Marked oestrus cycle-dependent regulation of rat arterial KV 7.4 channels driven by GPER1.

BACKGROUND AND PURPOSE: Kcnq-encoded KV 7 channels (termed KV 7.1-5) regulate vascular smooth muscle cell (VSMC) contractility at rest and as downstream targets of receptor mediated responses. However, the current literature focuses predominantly on males. Considering the known impact of sex, the oestrus cycle and sex-hormones on vascular reactivity, the aim of this investigation was to characterise the molecular and functional properties of KV 7 within renal and mesenteric arteries from female Wistar rats separated into Di-oestrus and Met-oestrus (F-D/M) and Pro-oestrus and Oestrus (F-P/E). EXPERIMENTAL APPROACH: RT-qPCR, immunocytochemistry, proximity-ligation assay and wire myography were performed in renal and mesenteric arteries. Circulating sex-hormone concentrations was determined by liquid chromatography tandem mass-spectrometry.
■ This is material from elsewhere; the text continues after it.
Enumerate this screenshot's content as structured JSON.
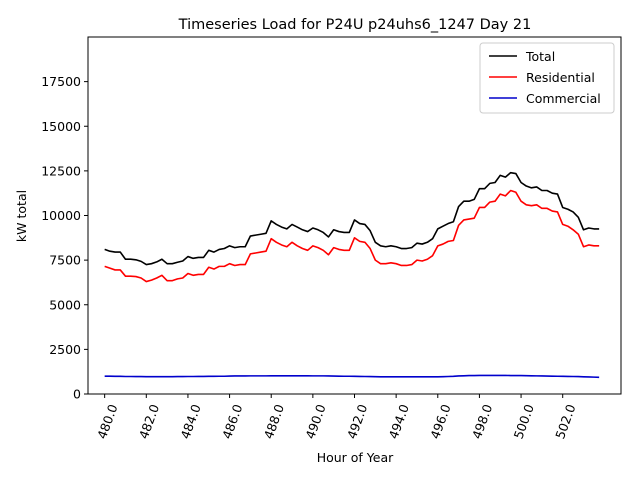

Whole-cell electrophysiology undertaken on cells expressing KV 7.4 in association with G-protein coupled Oestrogen receptor 1 (GPER1). KEY RESULTS: The KV 7.2-5 activators S-1/ML213 and the pan-KV 7 inhibitor Linopirdine were more effective in arteries from F-D/M compared to F-P/E animals. In VSMCs isolated from F-P/E rats, the membrane abundance of KV 7.4 but not KV 7.1, KV 7.5 and Kcne4 was reduced compared to F-D/M cells. Plasma oestradiol was significantly higher in F-P/E compared to F-D/M and progesterone showed the converse pattern. Oestradiol/GPER1 agonist G-1 diminished KV 7.4 currents in heterologous expression system and reduced KV 7.4 membrane abundance, ML213 relaxations, and interaction between KV 7.4 and the molecular chaperone protein, heat shock protein 90 (HSP90), in arteries from F-D/M but not F-P/E. CONCLUSIONS AND IMPLICATIONS: GPER1 signalling decreases KV 7.4 membrane abundance in conjunction with diminished interaction with HSP90, giving rise to a 'pro-contractile state.